A Novel Posner-Style Cueing Task to Assess Attention Orienting in Mouse Models of Autism

Background: A deficit in attention orienting may be one of the earliest features in people with Autism Spectrum Disorder (ASD). Attention orienting is comprised of two components - exogenous and endogenous orienting. Exogenous orienting of attention is a stimulus-driven process in which one’s attention is drawn automatically to salient external stimuli. Endogenous orienting of attention represents a goal-directed process in which expectations and/or knowledge of an individual determine where and when one’s attention is given. To date, the neural mechanisms underlying the atypical attention orienting in autism remain unclear.

Genetic mouse models are useful tools to investigate the neurobiology of cognition, but a well-established assessment of attention orienting in mice is missing. The Posner cueing task is a widely used visual-spatial orienting task in humans. It has been adapted in studies of rats and fish, but rarely used in mice. It is important to develop a mouse version of the Posner cueing task before investigating the association between attention orienting and ASD-associated genetic mutations.

Objectives: Our objective was to adapt the human Posner cueing task for use in mice using recently developed touchscreen technology. This mouse paradigm will be used to investigate attention orienting in mouse models expressing ASD-associated genetic mutations.
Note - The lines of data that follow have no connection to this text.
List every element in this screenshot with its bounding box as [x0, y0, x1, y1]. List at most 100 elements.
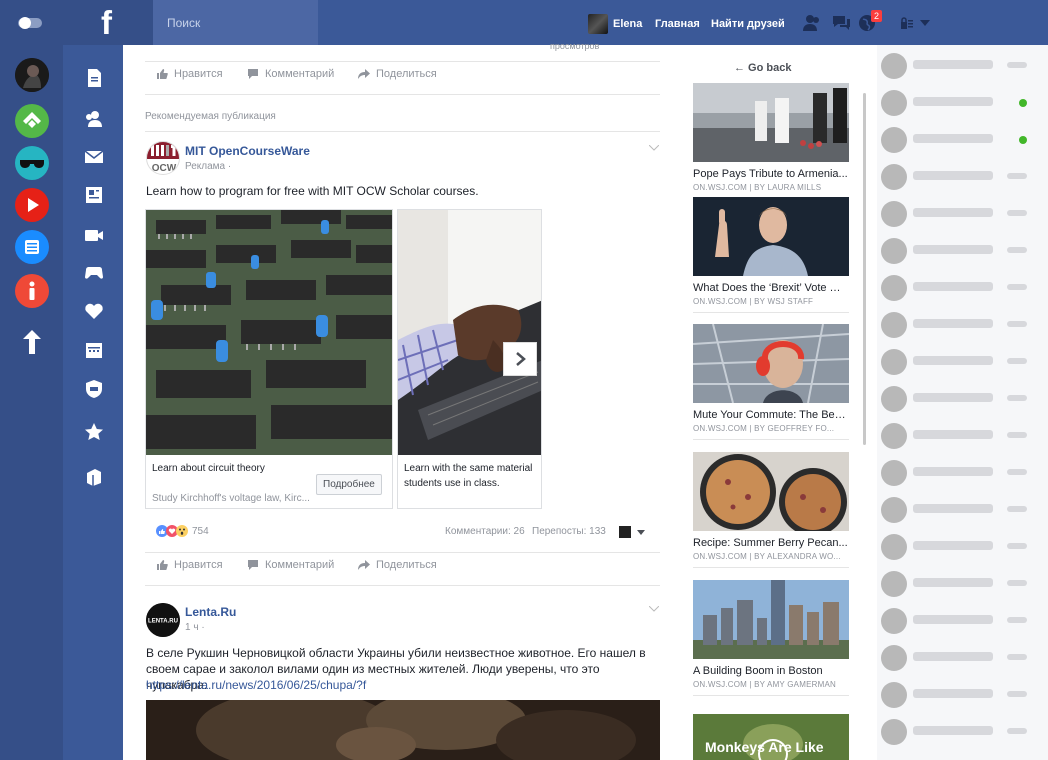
profile-avatar-app[interactable] — [15, 58, 49, 92]
learn-more-button[interactable]: Подробнее — [316, 474, 382, 495]
chevron-down-icon[interactable] — [649, 145, 659, 151]
wsj-article[interactable]: What Does the ‘Brexit’ Vote Mean... ON.W… — [693, 197, 849, 313]
chat-contact[interactable] — [877, 195, 1048, 232]
star-icon[interactable] — [83, 421, 105, 443]
lock-icon — [901, 17, 913, 29]
post-link[interactable]: https://lenta.ru/news/2016/06/25/chupa/?… — [146, 677, 366, 693]
avatar — [881, 238, 907, 264]
comment-icon — [248, 69, 258, 79]
like-icon — [157, 69, 168, 79]
chat-contact[interactable] — [877, 417, 1048, 454]
post-as-selector[interactable] — [619, 526, 645, 538]
shield-icon[interactable] — [83, 378, 105, 400]
chat-contact[interactable] — [877, 343, 1048, 380]
comment-label: Комментарий — [265, 68, 335, 80]
chat-contact[interactable] — [877, 639, 1048, 676]
toggle-icon[interactable] — [18, 16, 42, 30]
gift-icon[interactable] — [83, 465, 105, 487]
share-button[interactable]: Поделиться — [358, 68, 437, 80]
svg-text:LENTA.RU: LENTA.RU — [148, 619, 178, 625]
card-title: Learn with the same material students us… — [404, 463, 533, 489]
article-image — [693, 324, 849, 403]
heart-icon[interactable] — [83, 300, 105, 322]
info-app-icon[interactable] — [15, 274, 49, 308]
list-app-icon[interactable] — [15, 230, 49, 264]
share-button[interactable]: Поделиться — [358, 559, 437, 571]
comment-button[interactable]: Комментарий — [247, 559, 334, 571]
chat-contact[interactable] — [877, 528, 1048, 565]
reposts-count[interactable]: Перепосты: 133 — [532, 526, 606, 537]
news-feed: просмотров Нравится Комментарий Поделить… — [123, 41, 678, 760]
youtube-app-icon[interactable] — [15, 188, 49, 222]
scrollbar[interactable] — [863, 93, 866, 445]
article-image — [693, 452, 849, 531]
chat-contact[interactable] — [877, 121, 1048, 158]
chat-contact[interactable] — [877, 454, 1048, 491]
share-icon — [358, 69, 370, 79]
chat-contact[interactable] — [877, 84, 1048, 121]
find-friends-link[interactable]: Найти друзей — [711, 18, 785, 30]
news-feed-icon[interactable] — [83, 67, 105, 89]
wsj-article[interactable]: Monkeys Are Like — [693, 714, 849, 760]
facebook-logo[interactable]: f — [101, 6, 121, 40]
comments-count[interactable]: Комментарии: 26 — [445, 526, 525, 537]
glasses-app-icon[interactable] — [15, 146, 49, 180]
wsj-article[interactable]: Mute Your Commute: The Best... ON.WSJ.CO… — [693, 324, 849, 440]
wsj-article[interactable]: Recipe: Summer Berry Pecan... ON.WSJ.COM… — [693, 452, 849, 568]
chat-contact[interactable] — [877, 565, 1048, 602]
article-meta: ON.WSJ.COM | BY AMY GAMERMAN — [693, 680, 836, 689]
friends-icon[interactable] — [83, 108, 105, 130]
post-subtitle: Реклама · — [185, 161, 232, 172]
chat-contact[interactable] — [877, 269, 1048, 306]
events-icon[interactable] — [83, 339, 105, 361]
reactions-count: 754 — [192, 525, 209, 537]
settings-menu[interactable] — [900, 17, 930, 29]
like-button[interactable]: Нравится — [156, 559, 223, 571]
chat-contact[interactable] — [877, 602, 1048, 639]
comment-button[interactable]: Комментарий — [247, 68, 334, 80]
avatar — [588, 14, 608, 34]
top-bar: f Поиск Elena Главная Найти друзей 2 — [0, 0, 1048, 45]
home-link[interactable]: Главная — [655, 18, 700, 30]
chat-contact[interactable] — [877, 491, 1048, 528]
video-icon[interactable] — [83, 224, 105, 246]
chat-contact[interactable] — [877, 232, 1048, 269]
lenta-logo[interactable]: LENTA.RU — [146, 603, 180, 637]
avatar — [881, 164, 907, 190]
post-image[interactable] — [146, 700, 660, 760]
post-subtitle: 1 ч · — [185, 622, 205, 633]
chat-contact[interactable] — [877, 676, 1048, 713]
user-name: Elena — [613, 18, 643, 30]
arrow-up-icon[interactable] — [20, 328, 44, 356]
pages-icon[interactable] — [83, 184, 105, 206]
messages-nav-icon[interactable] — [83, 146, 105, 168]
chat-contact[interactable] — [877, 380, 1048, 417]
post-author[interactable]: Lenta.Ru — [185, 605, 236, 619]
avatar-icon — [15, 58, 49, 92]
mit-ocw-logo[interactable]: OCW — [146, 141, 180, 175]
friend-requests-icon[interactable] — [802, 14, 822, 32]
chat-contact[interactable] — [877, 306, 1048, 343]
avatar — [881, 719, 907, 745]
chat-contact[interactable] — [877, 713, 1048, 750]
carousel-card[interactable]: Learn about circuit theory Study Kirchho… — [145, 209, 393, 509]
chat-sidebar — [877, 45, 1048, 760]
reactions-summary[interactable]: 754 — [156, 525, 209, 537]
mit-ocw-logo-icon: OCW — [147, 142, 179, 174]
post-author[interactable]: MIT OpenCourseWare — [185, 144, 310, 158]
wsj-article[interactable]: Pope Pays Tribute to Armenia... ON.WSJ.C… — [693, 83, 849, 199]
profile-link[interactable]: Elena — [588, 14, 642, 34]
chat-contact[interactable] — [877, 158, 1048, 195]
like-button[interactable]: Нравится — [156, 68, 223, 80]
chevron-down-icon[interactable] — [649, 606, 659, 612]
suggested-label: Рекомендуемая публикация — [145, 111, 276, 122]
carousel-next-button[interactable] — [503, 342, 537, 376]
avatar — [881, 386, 907, 412]
wsj-article[interactable]: A Building Boom in Boston ON.WSJ.COM | B… — [693, 580, 849, 696]
messages-icon[interactable] — [831, 14, 851, 32]
go-back-link[interactable]: ← Go back — [734, 62, 791, 74]
games-icon[interactable] — [83, 261, 105, 283]
feedly-app-icon[interactable] — [15, 104, 49, 138]
search-input[interactable]: Поиск — [153, 0, 318, 45]
chat-contact[interactable] — [877, 47, 1048, 84]
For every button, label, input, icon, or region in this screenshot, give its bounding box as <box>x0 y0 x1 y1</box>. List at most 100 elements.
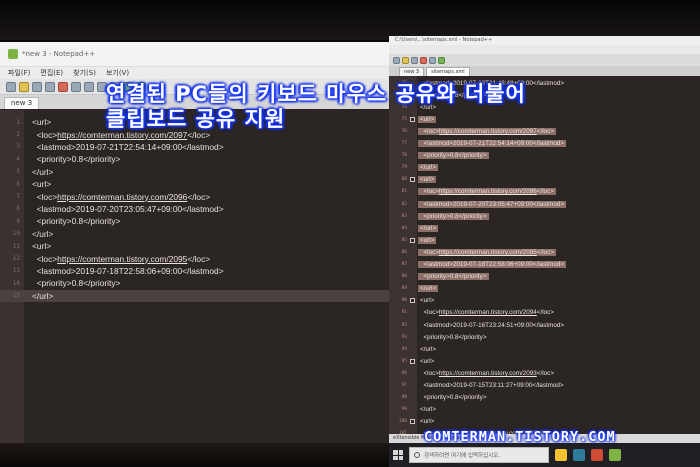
right-editor-area[interactable]: 72 <lastmod>2019-07-23T21:48:48+09:00</l… <box>389 76 700 443</box>
code-line[interactable]: 86 <loc>https://comterman.tistory.com/20… <box>389 246 700 258</box>
code-text: <url> <box>32 241 52 252</box>
code-text: <priority>0.8</priority> <box>32 216 121 227</box>
code-line[interactable]: 93 <priority>0.8</priority> <box>389 331 700 343</box>
code-text: <lastmod>2019-07-20T23:05:47+09:00</last… <box>418 200 567 208</box>
fold-toggle-icon[interactable] <box>410 116 415 122</box>
new-file-icon[interactable] <box>6 81 16 92</box>
code-text: <url> <box>418 176 437 184</box>
monitor-bezel <box>0 0 700 40</box>
code-text: <priority>0.8</priority> <box>418 152 489 160</box>
code-line[interactable]: 84 </url> <box>389 222 700 234</box>
code-line[interactable]: 3 <lastmod>2019-07-21T22:54:14+09:00</la… <box>0 141 390 153</box>
code-line[interactable]: 97 <lastmod>2019-07-15T23:11:27+09:00</l… <box>389 380 700 392</box>
code-line[interactable]: 83 <priority>0.8</priority> <box>389 210 700 222</box>
line-number: 90 <box>401 298 407 304</box>
edge-browser-icon[interactable] <box>573 449 585 461</box>
code-text: </url> <box>32 228 54 239</box>
fold-toggle-icon[interactable] <box>410 358 415 364</box>
tab-new-3[interactable]: new 3 <box>399 67 425 76</box>
code-line[interactable]: 6 <url> <box>0 178 390 190</box>
code-line[interactable]: 95 <url> <box>389 355 700 367</box>
line-number: 83 <box>401 213 407 219</box>
menu-view[interactable]: 보기(V) <box>106 68 129 78</box>
fold-toggle-icon[interactable] <box>410 419 415 425</box>
line-number: 81 <box>401 189 407 195</box>
menu-edit[interactable]: 편집(E) <box>40 68 63 78</box>
code-line[interactable]: 94 </url> <box>389 343 700 355</box>
copy-icon[interactable] <box>429 56 436 64</box>
left-editor-area[interactable]: 1 <url> 2 <loc>https://comterman.tistory.c… <box>0 110 390 443</box>
fold-toggle-icon[interactable] <box>410 298 415 304</box>
close-file-icon[interactable] <box>420 56 427 64</box>
cut-icon[interactable] <box>84 81 94 92</box>
print-icon[interactable] <box>71 81 81 92</box>
code-text: <lastmod>2019-07-21T22:54:14+09:00</last… <box>32 141 224 152</box>
code-line[interactable]: 82 <lastmod>2019-07-20T23:05:47+09:00</l… <box>389 198 700 210</box>
code-text: <lastmod>2019-07-15T23:11:27+09:00</last… <box>420 382 564 390</box>
code-line[interactable]: 100 <url> <box>389 416 700 428</box>
code-line[interactable]: 99 </url> <box>389 404 700 416</box>
code-line[interactable]: 14 <priority>0.8</priority> <box>0 277 390 289</box>
code-line[interactable]: 9 <priority>0.8</priority> <box>0 215 390 227</box>
menu-file[interactable]: 파일(F) <box>8 68 30 78</box>
line-number: 92 <box>401 322 407 328</box>
code-line[interactable]: 10 </url> <box>0 228 390 240</box>
fold-toggle-icon[interactable] <box>410 237 415 243</box>
code-line[interactable]: 76 <loc>https://comterman.tistory.com/20… <box>389 125 700 137</box>
tab-sitemaps-xml[interactable]: sitemaps.xml <box>426 67 470 76</box>
tab-new-3[interactable]: new 3 <box>4 97 40 109</box>
save-icon[interactable] <box>411 56 418 64</box>
right-menubar <box>389 45 700 54</box>
windows-start-icon[interactable] <box>393 450 403 460</box>
notepad-taskbar-icon[interactable] <box>609 449 621 461</box>
undo-icon[interactable] <box>438 56 445 64</box>
code-text: </url> <box>418 164 439 172</box>
code-line[interactable]: 11 <url> <box>0 240 390 252</box>
code-line[interactable]: 81 <loc>https://comterman.tistory.com/20… <box>389 186 700 198</box>
code-line[interactable]: 98 <priority>0.8</priority> <box>389 392 700 404</box>
right-tabbar: new 3 sitemaps.xml <box>389 66 700 76</box>
new-file-icon[interactable] <box>393 56 400 64</box>
menu-search[interactable]: 찾기(S) <box>73 68 96 78</box>
code-line[interactable]: 90 <url> <box>389 295 700 307</box>
code-line[interactable]: 75 <url> <box>389 113 700 125</box>
code-line[interactable]: 4 <priority>0.8</priority> <box>0 153 390 165</box>
code-text: </url> <box>420 345 437 353</box>
code-line[interactable]: 12 <loc>https://comterman.tistory.com/20… <box>0 252 390 264</box>
save-all-icon[interactable] <box>45 81 55 92</box>
code-line[interactable]: 78 <priority>0.8</priority> <box>389 150 700 162</box>
code-line[interactable]: 79 </url> <box>389 162 700 174</box>
code-line[interactable]: 96 <loc>https://comterman.tistory.com/20… <box>389 367 700 379</box>
fold-toggle-icon[interactable] <box>410 177 415 183</box>
code-line[interactable]: 77 <lastmod>2019-07-21T22:54:14+09:00</l… <box>389 138 700 150</box>
code-line[interactable]: 15 </url> <box>0 289 390 302</box>
code-line[interactable]: 7 <loc>https://comterman.tistory.com/209… <box>0 190 390 202</box>
code-text: <url> <box>418 236 437 244</box>
code-line[interactable]: 89 </url> <box>389 283 700 295</box>
save-icon[interactable] <box>32 81 42 92</box>
code-line[interactable]: 88 <priority>0.8</priority> <box>389 271 700 283</box>
line-number: 98 <box>401 395 407 401</box>
file-explorer-icon[interactable] <box>555 449 567 461</box>
taskbar-search-input[interactable]: 검색하려면 여기에 입력하십시오. <box>409 447 549 463</box>
code-line[interactable]: 13 <lastmod>2019-07-18T22:58:06+09:00</l… <box>0 265 390 277</box>
code-line[interactable]: 91 <loc>https://comterman.tistory.com/20… <box>389 307 700 319</box>
chrome-browser-icon[interactable] <box>591 449 603 461</box>
close-file-icon[interactable] <box>58 81 68 92</box>
code-line[interactable]: 80 <url> <box>389 174 700 186</box>
line-number: 86 <box>401 249 407 255</box>
open-file-icon[interactable] <box>19 81 29 92</box>
code-line[interactable]: 87 <lastmod>2019-07-18T22:58:06+09:00</l… <box>389 259 700 271</box>
code-line[interactable]: 92 <lastmod>2019-07-16T23:24:51+09:00</l… <box>389 319 700 331</box>
code-line[interactable]: 5 </url> <box>0 166 390 178</box>
code-line[interactable]: 8 <lastmod>2019-07-20T23:05:47+09:00</la… <box>0 203 390 215</box>
open-file-icon[interactable] <box>402 56 409 64</box>
code-line[interactable]: 85 <url> <box>389 234 700 246</box>
code-text: <url> <box>420 297 435 305</box>
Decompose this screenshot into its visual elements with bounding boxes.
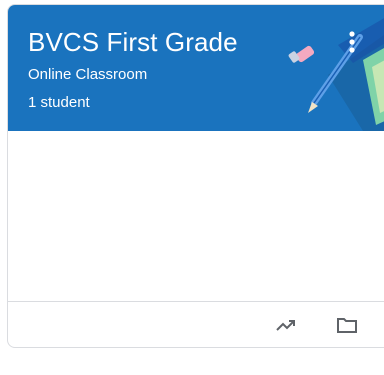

Methods: Thirty-two C57BL/6 mice were trained and tested in automated touchscreen chambers. Several versions of the exogenous and endogenous cueing tasks were piloted. The mice were randomly assigned to the exogenous (n = 16) and endogenous task (n = 16).

Mice were trained to sustain their nose-poke to a central dim square until the display of a peripheral target (a bright square). They were rewarded with strawberry milkshake for nose-poking the target. The targets were either validly or invalidly cued. In the exogenous tasks, the cue was a flash of light in the peripheral square. In the endogenous tasks, the cue was a centrally-presented spatially-predictive grating – 145 degree gratings predicted the target on the left, while 45 degree gratings predicted the target on the right. The validity of cues were 50% in the exogenous tasks, and above 80% in the endogenous tasks.

Results: In both the exogenous and endogenous tasks, mice showed higher accuracy and shorter response times in the validly cued trials, compared to invalidly cued trials. This effect is consistent with results in the human Posner task. While mice were able to maintain their nose-poke at centre, this was negatively correlated with increased stimulus-onset asynchrony (SOA).

Conclusions: In this study, we have successfully adapted the human Posner task to mice. Mice responded faster to validly cued stimuli, in line with results in humans. This mouse Posner task can be used to assess attention orienting in mice containing ASD-associated genetic mutations. This approach will enable a greater understanding of neural mechanisms underlying deficits of attention orienting in ASD.